Nada mais merecido. Rita Lee é médica de almas.
Abaixo, trechos do texto:
Daquele dia em diante, muito mais do que apenas a ciência passou a fazer sentido pra mim. Na Medicina, inclusive. Não, não havia qualquer pré requisito formal para atuar. Há coisas que não podem ser ensinadas, e o Show Medicina é uma delas. Aprende-se fazendo.

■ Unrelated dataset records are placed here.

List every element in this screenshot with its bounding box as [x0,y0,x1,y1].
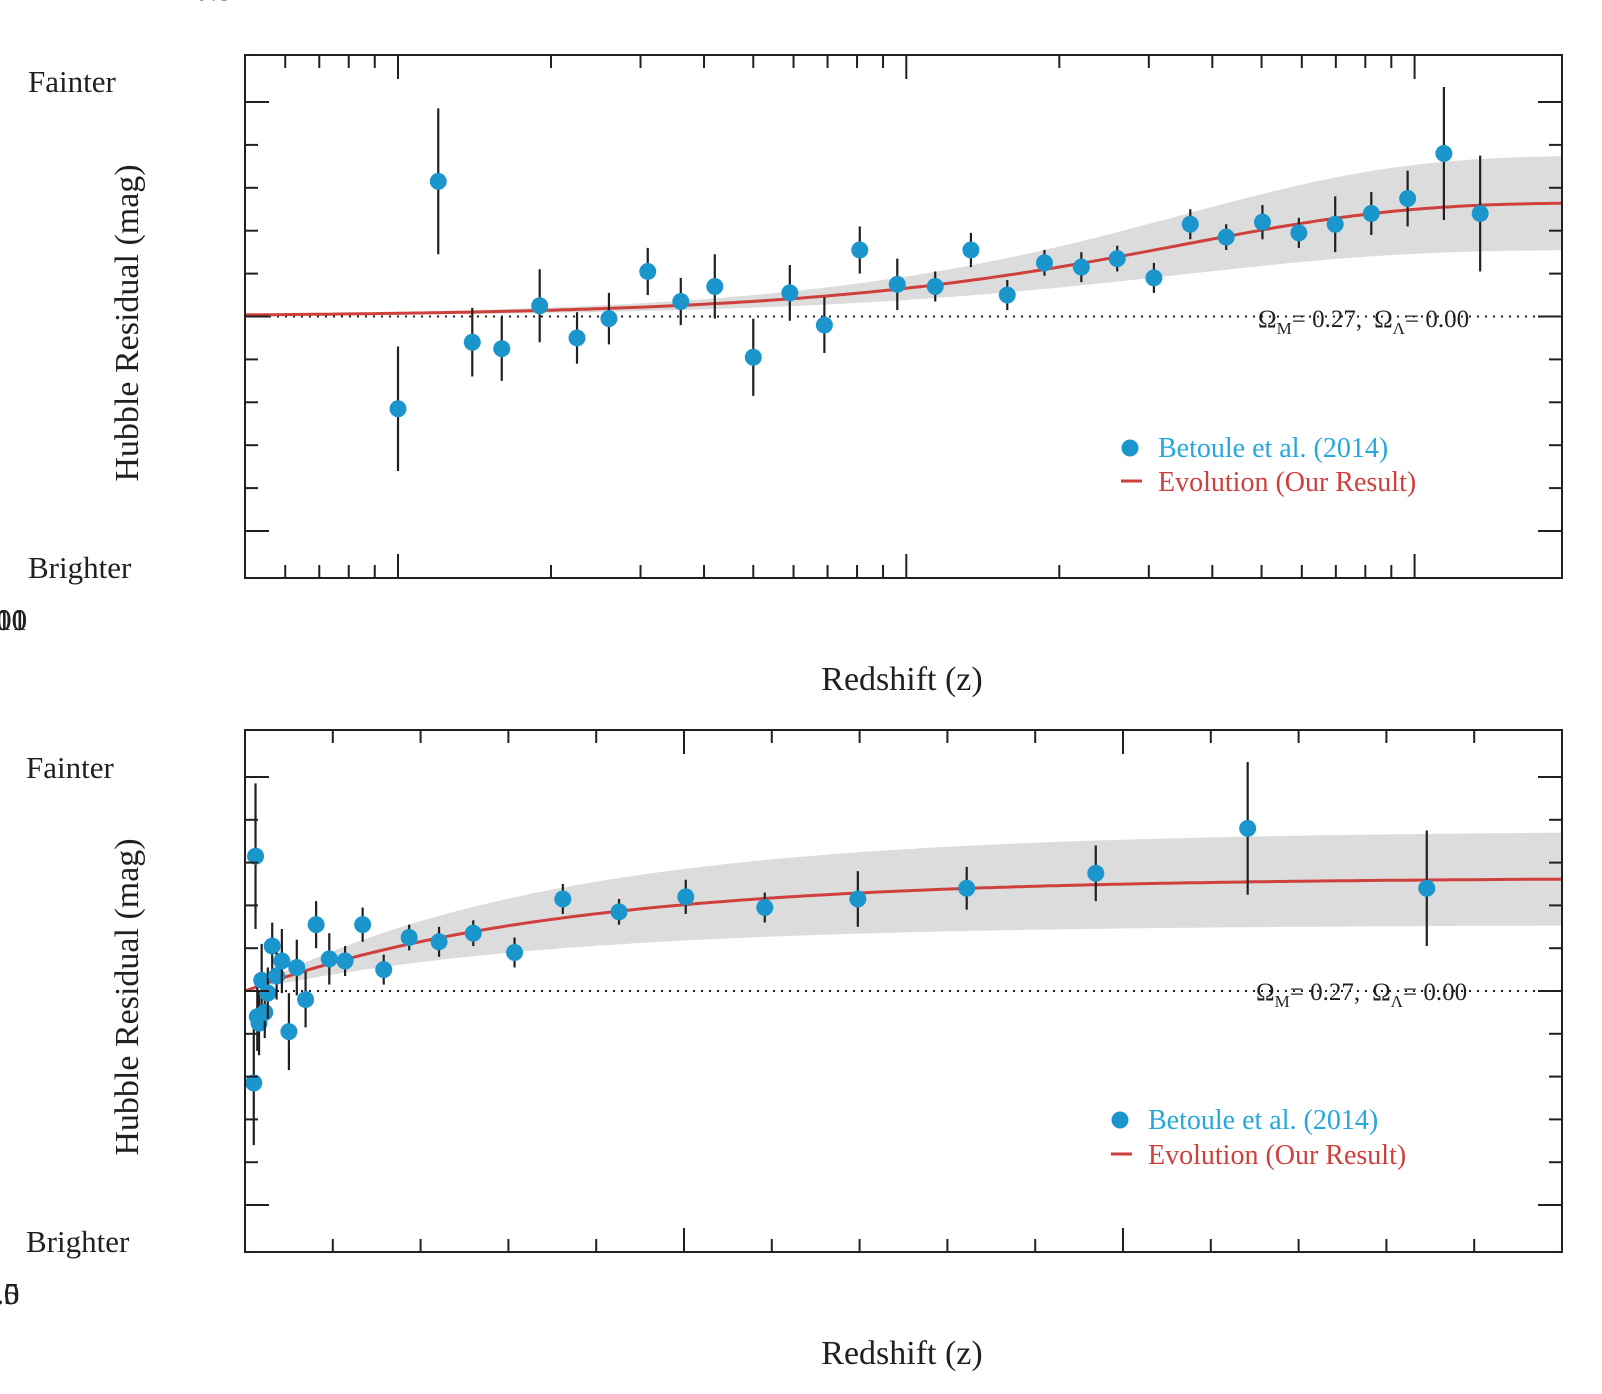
data-point [1035,254,1053,272]
data-point [389,400,407,418]
data-point [256,1003,274,1021]
y-tick-label: 0.5 [194,0,233,7]
data-point [1087,864,1105,882]
data-point [280,1023,298,1041]
data-point [354,916,372,934]
data-point [1471,205,1489,223]
data-point [375,961,393,979]
omega-annotation: ΩM= 0.27, ΩΛ= 0.00 [1258,306,1469,338]
data-point [429,172,447,190]
data-point [815,316,833,334]
legend-model-label: Evolution (Our Result) [1148,1140,1406,1171]
data-point [259,984,277,1002]
data-point [493,340,511,358]
data-point [1362,205,1380,223]
y-tick-label: 0.0 [194,0,233,7]
y-tick-label: -0.5 [184,0,233,7]
omega-annotation: ΩM= 0.27, ΩΛ= 0.00 [1256,979,1467,1011]
plot-frame [244,54,1563,579]
data-point [463,333,481,351]
data-point [962,241,980,259]
data-point [756,899,774,917]
data-point [245,1074,263,1092]
data-point [926,277,944,295]
data-point [1239,819,1257,837]
fainter-label: Fainter [26,750,114,785]
data-point [677,888,695,906]
fainter-label: Fainter [28,64,116,99]
data-point [297,991,315,1009]
data-point [1253,213,1271,231]
legend-points-label: Betoule et al. (2014) [1158,433,1388,464]
data-point [506,943,524,961]
data-point [849,890,867,908]
data-point [600,310,618,328]
model-curve [244,877,1563,993]
legend: Betoule et al. (2014) Evolution (Our Res… [1121,433,1416,498]
data-point [1326,215,1344,233]
data-point [706,277,724,295]
data-point [1290,224,1308,242]
y-tick-label: 0.0 [194,0,233,7]
data-point [400,929,418,946]
data-point [610,903,628,921]
x-tick-label: 0.01 [0,602,27,637]
x-tick-label: 1.0 [0,1276,19,1311]
data-point [1145,269,1163,287]
plot-frame [244,729,1563,1253]
data-point [307,916,325,934]
panel-log-redshift: 0.010.101.000.50.0-0.5 Fainter Brighter … [0,0,1563,698]
data-point [568,329,586,347]
x-tick-label: 0.0 [0,1276,19,1311]
data-point [554,890,572,908]
data-point [672,292,690,310]
x-tick-label: 1.5 [0,1276,19,1311]
data-point [744,348,762,366]
data-point [273,952,291,970]
data-point [531,297,549,315]
data-point [639,262,657,280]
data-point [1108,250,1126,268]
legend-points-marker [1121,439,1139,457]
data-point [1418,879,1436,897]
brighter-label: Brighter [28,550,132,585]
x-axis-title: Redshift (z) [821,661,982,698]
data-point [998,286,1016,304]
legend: Betoule et al. (2014) Evolution (Our Res… [1111,1105,1406,1171]
data-point [1181,215,1199,233]
data-point [464,924,482,942]
data-point [781,284,799,302]
legend-points-marker [1111,1111,1129,1129]
model-uncertainty-band [245,832,1562,991]
data-point [336,952,354,970]
data-point [1399,190,1417,208]
x-tick-label: 0.5 [0,1276,19,1311]
brighter-label: Brighter [26,1224,130,1259]
data-point [888,275,906,293]
data-point [263,937,281,955]
data-point [851,241,869,259]
data-point [320,950,338,968]
y-tick-label: -0.5 [184,0,233,7]
y-axis-title: Hubble Residual (mag) [109,838,146,1155]
legend-points-label: Betoule et al. (2014) [1148,1105,1378,1136]
data-point [1072,258,1090,276]
panel-linear-redshift: 0.00.51.01.50.50.0-0.5 Fainter Brighter … [0,0,1563,1372]
data-point [958,879,976,897]
x-axis-title: Redshift (z) [821,1335,982,1372]
data-point [1217,228,1235,246]
x-tick-label: 0.10 [0,602,27,637]
legend-model-label: Evolution (Our Result) [1158,467,1416,498]
data-point [253,971,271,989]
x-tick-label: 1.00 [0,602,27,637]
data-point [430,933,448,951]
data-point [288,958,306,976]
data-point [1435,144,1453,162]
data-point [247,847,265,865]
y-axis-title: Hubble Residual (mag) [109,164,146,481]
y-tick-label: 0.5 [194,0,233,7]
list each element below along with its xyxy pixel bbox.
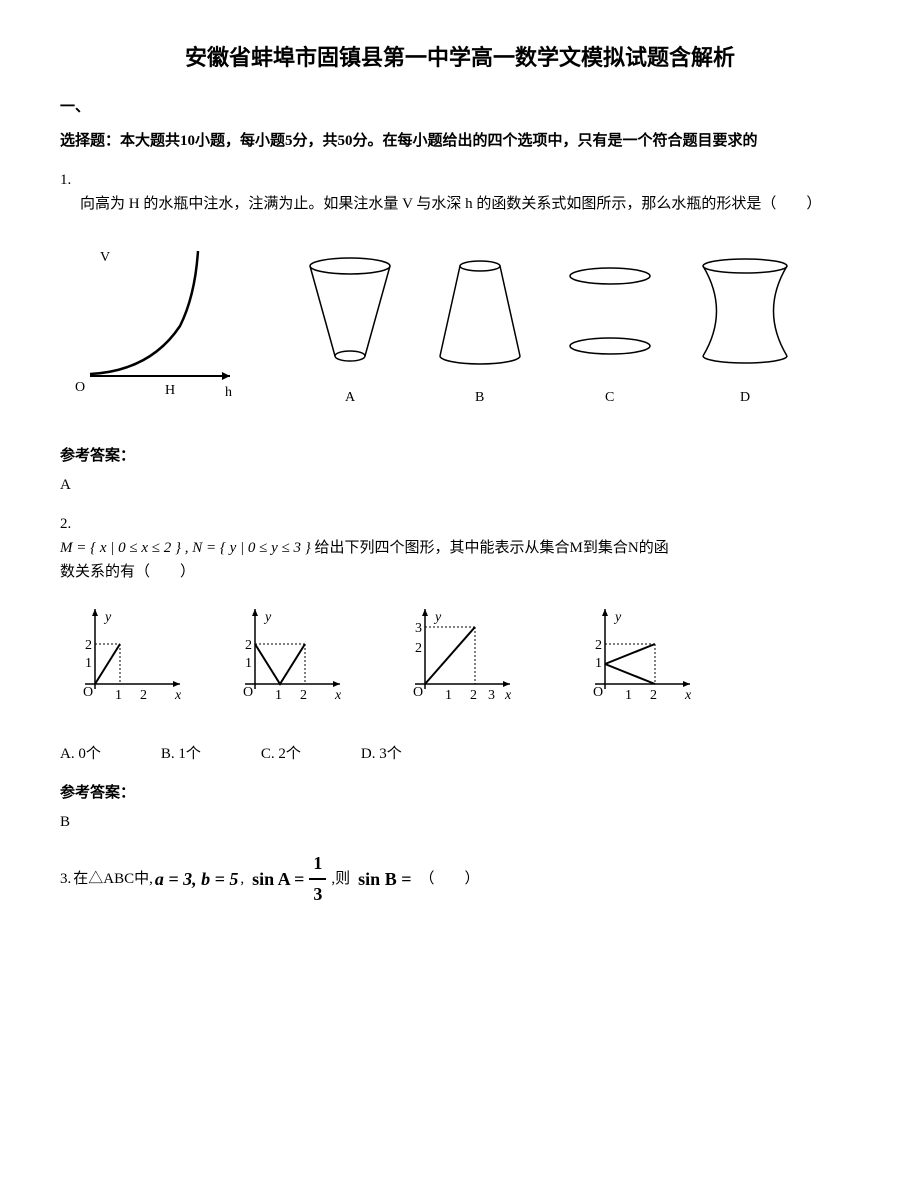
svg-text:x: x <box>174 688 182 703</box>
q3-prefix: 在△ABC中, <box>73 867 153 891</box>
svg-text:1: 1 <box>275 688 282 703</box>
q2-options: A. 0个 B. 1个 C. 2个 D. 3个 <box>60 742 860 766</box>
q3-sinB: sin B = <box>358 865 411 894</box>
q2-option-d: D. 3个 <box>361 742 402 766</box>
q2-text1: 给出下列四个图形，其中能表示从集合M到集合N的函 <box>315 540 669 556</box>
answer-label-1: 参考答案： <box>60 444 860 468</box>
svg-text:2: 2 <box>300 688 307 703</box>
q2-set-expr: M = { x | 0 ≤ x ≤ 2 } , N = { y | 0 ≤ y … <box>60 540 311 556</box>
svg-text:O: O <box>83 685 93 700</box>
q3-frac: 1 3 <box>309 849 326 909</box>
svg-text:D: D <box>740 390 750 405</box>
svg-text:2: 2 <box>470 688 477 703</box>
svg-text:3: 3 <box>415 621 422 636</box>
q2-answer: B <box>60 810 860 834</box>
svg-text:O: O <box>593 685 603 700</box>
svg-text:2: 2 <box>85 638 92 653</box>
svg-text:1: 1 <box>115 688 122 703</box>
q3-sinA: sin A = <box>252 865 304 894</box>
svg-text:2: 2 <box>140 688 147 703</box>
q3-frac-num: 1 <box>309 849 326 880</box>
svg-text:2: 2 <box>245 638 252 653</box>
page-title: 安徽省蚌埠市固镇县第一中学高一数学文模拟试题含解析 <box>60 40 860 75</box>
question-2: 2. M = { x | 0 ≤ x ≤ 2 } , N = { y | 0 ≤… <box>60 512 860 766</box>
q3-comma1: , <box>240 867 244 891</box>
svg-text:y: y <box>433 610 442 625</box>
svg-text:2: 2 <box>415 641 422 656</box>
svg-text:h: h <box>225 385 232 400</box>
q1-diagrams: V O H h A <box>60 236 860 424</box>
svg-text:2: 2 <box>650 688 657 703</box>
svg-text:C: C <box>605 390 614 405</box>
svg-text:y: y <box>613 610 622 625</box>
svg-text:x: x <box>504 688 512 703</box>
svg-text:y: y <box>263 610 272 625</box>
svg-text:V: V <box>100 250 110 265</box>
svg-text:H: H <box>165 383 175 398</box>
q1-svg: V O H h A <box>60 236 840 416</box>
q3-ab: a = 3, b = 5 <box>155 865 239 894</box>
q2-option-b: B. 1个 <box>161 742 201 766</box>
svg-text:1: 1 <box>245 656 252 671</box>
q2-text2: 数关系的有（ ） <box>60 560 860 584</box>
question-1: 1. 向高为 H 的水瓶中注水，注满为止。如果注水量 V 与水深 h 的函数关系… <box>60 168 860 424</box>
svg-text:x: x <box>334 688 342 703</box>
q3-suffix: （ ） <box>419 867 479 891</box>
q3-num: 3. <box>60 867 71 891</box>
svg-text:O: O <box>243 685 253 700</box>
question-3: 3. 在△ABC中, a = 3, b = 5 , sin A = 1 3 ,则… <box>60 849 860 909</box>
answer-label-2: 参考答案： <box>60 781 860 805</box>
q1-num: 1. <box>60 172 71 188</box>
q2-diagrams: y x O 2 1 1 2 y x O 2 1 <box>60 604 860 722</box>
svg-text:x: x <box>684 688 692 703</box>
svg-text:O: O <box>413 685 423 700</box>
q2-option-a: A. 0个 <box>60 742 101 766</box>
svg-text:y: y <box>103 610 112 625</box>
q3-comma2: ,则 <box>331 867 350 891</box>
svg-text:3: 3 <box>488 688 495 703</box>
section-heading: 一、 <box>60 95 860 119</box>
instructions: 选择题：本大题共10小题，每小题5分，共50分。在每小题给出的四个选项中，只有是… <box>60 129 860 153</box>
svg-text:1: 1 <box>85 656 92 671</box>
svg-text:1: 1 <box>595 656 602 671</box>
svg-text:B: B <box>475 390 484 405</box>
q2-num: 2. <box>60 516 71 532</box>
svg-text:2: 2 <box>595 638 602 653</box>
q1-answer: A <box>60 473 860 497</box>
svg-text:1: 1 <box>445 688 452 703</box>
q3-frac-den: 3 <box>309 880 326 909</box>
q2-option-c: C. 2个 <box>261 742 301 766</box>
q2-svg: y x O 2 1 1 2 y x O 2 1 <box>60 604 760 714</box>
q1-text: 向高为 H 的水瓶中注水，注满为止。如果注水量 V 与水深 h 的函数关系式如图… <box>80 192 860 216</box>
svg-text:1: 1 <box>625 688 632 703</box>
svg-text:A: A <box>345 390 356 405</box>
svg-text:O: O <box>75 380 85 395</box>
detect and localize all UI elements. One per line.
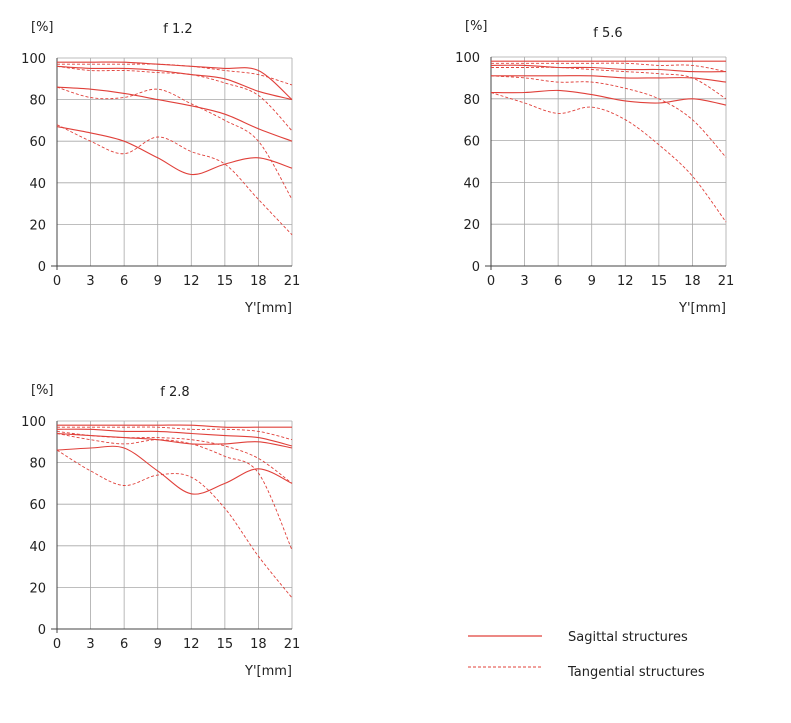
sagittal-curve-5 <box>56 432 293 449</box>
y-tick-label: 100 <box>21 415 46 430</box>
sagittal-curve-1 <box>56 424 292 428</box>
tangential-curve-4 <box>56 430 293 484</box>
legend: Sagittal structures Tangential structure… <box>468 630 705 680</box>
y-tick-label: 20 <box>29 581 46 596</box>
y-tick-label: 80 <box>463 93 480 108</box>
x-tick-label: 12 <box>617 274 634 289</box>
tangential-curve-8 <box>56 124 293 236</box>
x-tick-label: 9 <box>154 274 162 289</box>
tangential-curve-2 <box>491 62 727 73</box>
x-tick-label: 9 <box>588 274 596 289</box>
y-tick-label: 100 <box>455 51 480 66</box>
y-tick-label: 60 <box>29 498 46 513</box>
y-tick-label: 100 <box>21 52 46 67</box>
x-tick-label: 6 <box>554 274 562 289</box>
y-tick-label: 0 <box>38 260 46 275</box>
x-tick-label: 12 <box>183 274 200 289</box>
tangential-curve-4 <box>491 66 727 100</box>
y-tick-label: 60 <box>463 135 480 150</box>
chart-panel-2: 0 3 6 9 12 15 18 21 0 20 40 60 80 100 f 5.6 [%] Y'[mm] <box>455 19 734 316</box>
y-tick-label: 60 <box>29 135 46 150</box>
tangential-curve-8 <box>56 449 293 599</box>
chart-title: f 5.6 <box>593 26 622 41</box>
y-axis-label: [%] <box>465 19 488 34</box>
sagittal-curve-3 <box>490 64 727 73</box>
y-tick-label: 20 <box>463 218 480 233</box>
chart-title: f 2.8 <box>160 385 189 400</box>
sagittal-curve-3 <box>56 65 293 101</box>
chart-panel-1: 0 3 6 9 12 15 18 21 0 20 40 60 80 100 f 1.2 [%] Y'[mm] <box>21 20 300 316</box>
x-tick-label: 21 <box>718 274 735 289</box>
chart-panel-3: 0 3 6 9 12 15 18 21 0 20 40 60 80 100 f 2.8 [%] Y'[mm] <box>21 383 300 679</box>
sagittal-curve-3 <box>56 428 293 447</box>
x-tick-label: 3 <box>86 637 94 652</box>
x-tick-label: 6 <box>120 637 128 652</box>
x-tick-label: 21 <box>284 637 301 652</box>
legend-tangential-label: Tangential structures <box>567 665 705 680</box>
tangential-curve-4 <box>56 65 293 132</box>
sagittal-curve-5 <box>491 75 727 83</box>
sagittal-curve-5 <box>56 86 293 142</box>
x-tick-label: 15 <box>651 274 668 289</box>
x-tick-label: 18 <box>250 637 267 652</box>
legend-sagittal-label: Sagittal structures <box>568 630 688 645</box>
x-tick-label: 15 <box>217 637 234 652</box>
x-tick-label: 15 <box>217 274 234 289</box>
tangential-curve-2 <box>56 63 293 86</box>
y-tick-label: 40 <box>463 176 480 191</box>
y-axis-label: [%] <box>31 383 54 398</box>
y-tick-label: 40 <box>29 540 46 555</box>
x-axis-label: Y'[mm] <box>244 664 292 679</box>
x-tick-label: 0 <box>53 637 61 652</box>
tangential-curve-8 <box>490 92 727 223</box>
sagittal-curve-7 <box>56 445 293 495</box>
x-tick-label: 9 <box>154 637 162 652</box>
sagittal-curve-1 <box>57 61 293 101</box>
sagittal-curve-7 <box>56 126 293 176</box>
x-tick-label: 18 <box>250 274 267 289</box>
sagittal-curve-7 <box>490 89 727 106</box>
y-tick-label: 20 <box>29 218 46 233</box>
tangential-curve-6 <box>490 75 727 158</box>
x-tick-label: 3 <box>86 274 94 289</box>
y-tick-label: 80 <box>29 457 46 472</box>
y-tick-label: 40 <box>29 177 46 192</box>
tangential-curve-2 <box>57 426 293 441</box>
y-tick-label: 0 <box>472 260 480 275</box>
y-axis-label: [%] <box>31 20 54 35</box>
x-tick-label: 12 <box>183 637 200 652</box>
x-tick-label: 18 <box>684 274 701 289</box>
tangential-curve-6 <box>56 433 293 551</box>
x-tick-label: 0 <box>53 274 61 289</box>
x-axis-label: Y'[mm] <box>678 301 726 316</box>
chart-title: f 1.2 <box>163 22 192 37</box>
x-tick-label: 3 <box>520 274 528 289</box>
x-axis-label: Y'[mm] <box>244 301 292 316</box>
x-tick-label: 21 <box>284 274 301 289</box>
y-tick-label: 0 <box>38 623 46 638</box>
x-tick-label: 0 <box>487 274 495 289</box>
x-tick-label: 6 <box>120 274 128 289</box>
tangential-curve-6 <box>56 86 293 200</box>
y-tick-label: 80 <box>29 94 46 109</box>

Rita Lee, diva da criatividade que sempre me inspirou, disse certa vez que mulheres bem comportadas não fazem história. Para fazer parte da história do Show Medicina, além de querer, também era preciso ousar. A ousadia inusitada de fazer graça em pleno período acadêmico e tudo o que ninguém jamais esperaria de um estudante de Medicina, nem mesmo ele próprio, ainda mais sendo calouro. Passar muitas noites em claro, e não somente nos plantões. Mesmo em véspera de provas, escrever textos, alguns inicialmente nem tão engraçados, mas com potencial, e enriquecê-los com personagens hilários, inspirados em nossas experiências diárias no Campus da Saúde, em nossos pacientes, professores ou em nós mesmos, acadêmicos. Criar e montar cenários enormes, ensaiar na calada da noite, pedir pizza de madrugada, dormir (sem cobertor) no chão do oitavo andar da faculdade e manter o mesmo ritmo de estudos em horário integral. Escola, ambulatórios, plantões, Show. O desafio era conciliar todas as tarefas. Ah, sim, e continuar tirando boas notas. Ou não?
(...)
Ao longo do curso aprendemos a fazer anamneses e exames físicos. Treinamos nossos olhos clínicos e nossas mãos cirúrgicas. Exaustivamente, estudamos para sermos capazes de fazer diagnósticos e adotar condutas baseadas em evidências sérias, mas não, não aprendemos a lidar com a vaidade de saber tanto. Deixemos, pois, a hipocrisia de lado para admitir que o orgulho de ser médico eternamente teimará em nos atingir, e isso nem sempre é bom, sobretudo em péssimas condições de trabalho. Conhecemos nossos limites, mas desejamos que ninguém mais saiba deles. Resta ao leigo paciente o direito de pedir uma segunda opinião.
Pois bem, nos ensaios do Show medicina aprendemos principalmente a ouvir críticas e a levá-las em consideração. Brigamos, choramos e trocamos insultos antes de sairmos juntos para tomar cerveja. O sucesso final depende exclusivamente da nossa capacidade de lidar com isso. Ninguém arrisca uma segunda opinião quando todos estão batalhando pelo mesmo aplauso. Cada Show Medicina é, para nós, uma nova lição de humildade. Prova de que uma democracia de verdade sempre gera bons resultados. Prova de que o desejo de ser aplaudido também tem um lado bom.
(...)
Tornamo-nos médicos mais humildes e humanos. Aprendemos muito sobre a importância do teatro como garantia de uma boa relação com os pacientes. Quem nunca trabalhou cansado? Quem nunca passou uma noite em claro atendendo a uma demanda bem maior do que deveria ser? Quem sabe das aflições daqueles que estão doentes e buscam no médico conforto, não raro cheios de esperanças vãs? Todos os pacientes esperam que estejamos bem dispostos e que sejamos, de fato, sacerdotes de prontidão para atendê-los com carinho. Eles não precisam, e nem devem, saber quando já estamos loucos para ir pra casa. Esta é a nossa profissão. Praticando, tornamo-nos sim, mais carinhosos, mesmo quando estamos representando. Como já disse, há coisas que não podem ser ensinadas. Aprende-se fazendo.
(...)
Obrigada Jota Dângelo, pelo sonho que criou. Obrigada Rita Lee, por ter inspirado aquela insegura caloura a sonhar além da Medicina.